The debt ceiling: On Thursday night, the Senate took its first procedural step to raise the debt ceiling, creating another partisan clash. Janet Yellen, Secretary of the Treasury, told Congress the deadline is Oct. 18 and inaction would risk a first default on federal debt.


According to a new report from the European Center for Disease Prevention and Control, European countries with insufficient vaccine coverage could be in serious difficulty if they ease restrictions related to Covid-19 in the coming weeks.

So far, only three of the bloc’s 27 member countries have fully immunized more than 75% of their residents, according to agency data. Just over 62% of the bloc’s total population is fully vaccinated, and eastern countries like Romania and Bulgaria are far behind the wealthier countries in the west.

This level of vaccine coverage will not be enough to prevent outbreaks when pandemic restrictions are relaxed, the agency warned, especially now that the Delta variant is the dominant strain in the block.

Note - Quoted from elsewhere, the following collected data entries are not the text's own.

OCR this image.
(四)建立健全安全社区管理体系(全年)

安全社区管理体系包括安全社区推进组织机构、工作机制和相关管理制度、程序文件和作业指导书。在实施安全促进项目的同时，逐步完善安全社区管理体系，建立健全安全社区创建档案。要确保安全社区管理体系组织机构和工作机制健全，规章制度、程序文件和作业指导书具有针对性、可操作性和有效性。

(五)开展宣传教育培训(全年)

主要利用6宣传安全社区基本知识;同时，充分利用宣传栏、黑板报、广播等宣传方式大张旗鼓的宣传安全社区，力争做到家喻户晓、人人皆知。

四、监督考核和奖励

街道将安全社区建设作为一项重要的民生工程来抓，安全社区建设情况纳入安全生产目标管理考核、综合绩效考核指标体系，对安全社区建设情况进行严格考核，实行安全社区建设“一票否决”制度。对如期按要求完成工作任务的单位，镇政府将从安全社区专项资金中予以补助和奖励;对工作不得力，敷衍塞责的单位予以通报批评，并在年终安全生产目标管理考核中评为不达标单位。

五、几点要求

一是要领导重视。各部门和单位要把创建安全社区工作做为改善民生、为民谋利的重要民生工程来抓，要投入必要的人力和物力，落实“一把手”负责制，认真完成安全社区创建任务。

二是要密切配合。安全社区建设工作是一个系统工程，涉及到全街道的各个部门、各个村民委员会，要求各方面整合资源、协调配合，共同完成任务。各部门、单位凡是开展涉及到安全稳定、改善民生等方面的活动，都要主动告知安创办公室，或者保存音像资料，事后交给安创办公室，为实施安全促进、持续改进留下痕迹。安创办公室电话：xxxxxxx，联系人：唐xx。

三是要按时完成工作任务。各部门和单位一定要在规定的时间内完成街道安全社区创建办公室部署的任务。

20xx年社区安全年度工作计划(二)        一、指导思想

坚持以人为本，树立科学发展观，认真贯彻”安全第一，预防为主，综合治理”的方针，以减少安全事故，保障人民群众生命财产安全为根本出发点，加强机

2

Schools: Most of the children in the block have returned to school in person, and no coronavirus vaccine is yet allowed for children under 12. For this reason, it is particularly important that the education system puts in place preventive measures, according to the report.

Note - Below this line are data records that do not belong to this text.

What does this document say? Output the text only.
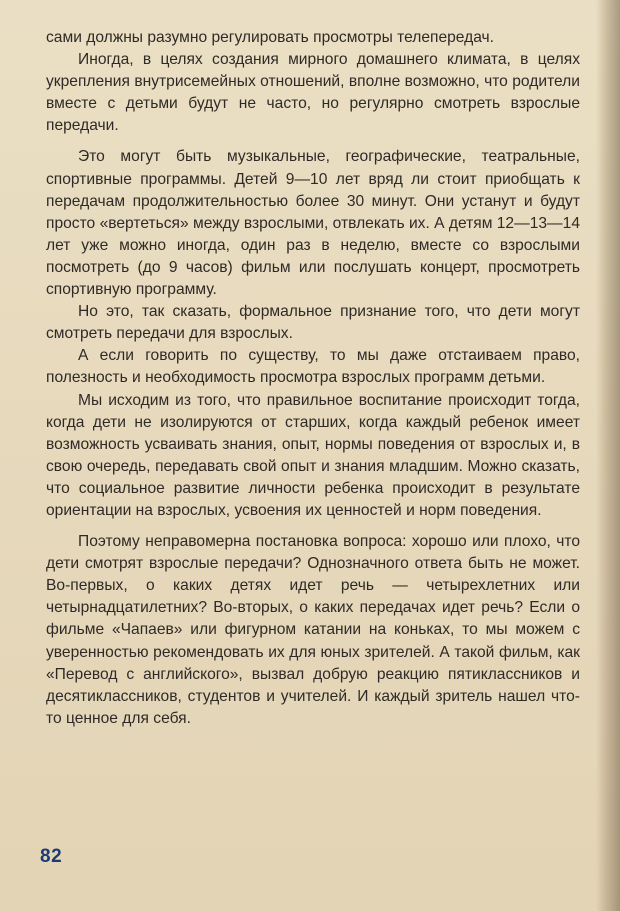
сами должны разумно регулировать просмотры телепередач.

Иногда, в целях создания мирного домашнего климата, в целях укрепления внутрисемейных отношений, вполне возможно, что родители вместе с детьми будут не часто, но регулярно смотреть взрослые передачи.

Это могут быть музыкальные, географические, театральные, спортивные программы. Детей 9—10 лет вряд ли стоит приобщать к передачам продолжительностью более 30 минут. Они устанут и будут просто «вертеться» между взрослыми, отвлекать их. А детям 12—13—14 лет уже можно иногда, один раз в неделю, вместе со взрослыми посмотреть (до 9 часов) фильм или послушать концерт, просмотреть спортивную программу.

Но это, так сказать, формальное признание того, что дети могут смотреть передачи для взрослых.

А если говорить по существу, то мы даже отстаиваем право, полезность и необходимость просмотра взрослых программ детьми.

Мы исходим из того, что правильное воспитание происходит тогда, когда дети не изолируются от старших, когда каждый ребенок имеет возможность усваивать знания, опыт, нормы поведения от взрослых и, в свою очередь, передавать свой опыт и знания младшим. Можно сказать, что социальное развитие личности ребенка происходит в результате ориентации на взрослых, усвоения их ценностей и норм поведения.

Поэтому неправомерна постановка вопроса: хорошо или плохо, что дети смотрят взрослые передачи? Однозначного ответа быть не может. Во-первых, о каких детях идет речь — четырехлетних или четырнадцатилетних? Во-вторых, о каких передачах идет речь? Если о фильме «Чапаев» или фигурном катании на коньках, то мы можем с уверенностью рекомендовать их для юных зрителей. А такой фильм, как «Перевод с английского», вызвал добрую реакцию пятиклассников и десятиклассников, студентов и учителей. И каждый зритель нашел что-то ценное для себя.

82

Here are the latest pandemic updates and maps.

In other developments:

  • Only nine African countries have reached the goal of vaccinating 10% of their population by the end of September, the WHO said.


The Baltic country angered Beijing by closing in on Taiwan, quitting a Chinese-run diplomatic forum and telling its officials to scrapped some Chinese phones it says contain censorship software.

In response, Beijing recalled its ambassador, halted Chinese freight train travel to the country, and made it nearly impossible for many Lithuanian exporters to sell their goods in China. Chinese state media accused Lithuania of being the “anti-Chinese vanguard” in Europe.

Nations are difficult to compare: China has 1.4 billion inhabitants. Lithuania has less than 3 million people, no tanks or fighter jets, and its economy is 270 times smaller than that of China.

But Lithuania has proven that even small countries can create headaches for a superpower. Its role as a transit corridor for goods bound for Europe makes it important for Beijing. And now his fellow European Union members are expected to discuss the situation at a meeting next week. Nothing could be worse for Beijing than if other countries followed Lithuania’s lead.

Daniel Craig told The Times about his last James Bond appearance on “No Time to Die” on October 8th. “I have other projects that I do, and they will reward me, but nothing like a Bond film,” he said.

“The Morozov Collection: Icons of Modern Art,” which opened last week in Paris, is a journey into the world of “War and Peace,” writes our reviewer Jason Farago. It brings together French and Russian paintings, many for the first time since 1918, of what Jason describes as “one of the two most important art collections in pre-revolutionary Russia.”

In the late 1800s, when the French bourgeoisie still despised the Parisian avant-garde, two Russian textile tycoons bought the city’s most innovative paintings and brought them back to the East. Around 1900, Ivan and Mikhail Morozov had made Moscow the foreign capital of modern French art.

Then came the October Revolution, when the new government took all 200 paintings from the national collection. Under Stalin, the paintings were suppressed and scattered as far as Siberia. Yet the fractured Morozov collection inspired two generations of Russian successors.

From now on, the reassembly of the Morozov collection – on four floors of the Louis Vuitton Foundation, above – is truly historic. This required a colossal diplomatic effort, with the assurance that French law would protect Russian museums against any claims by descendants of the Morozovs. President Vladimir Putin personally signed the loans.

That’s it for today’s briefing. Thanks for joining me. – Amelie

PS Our Chief China Correspondent Chris Buckley joined ABC Radio National in Australia to talk about geopolitical tensions in the region.

The latest episode of “The Daily” is about the infrastructure vote in the United States.

You can reach Amelia and the team at [email protected].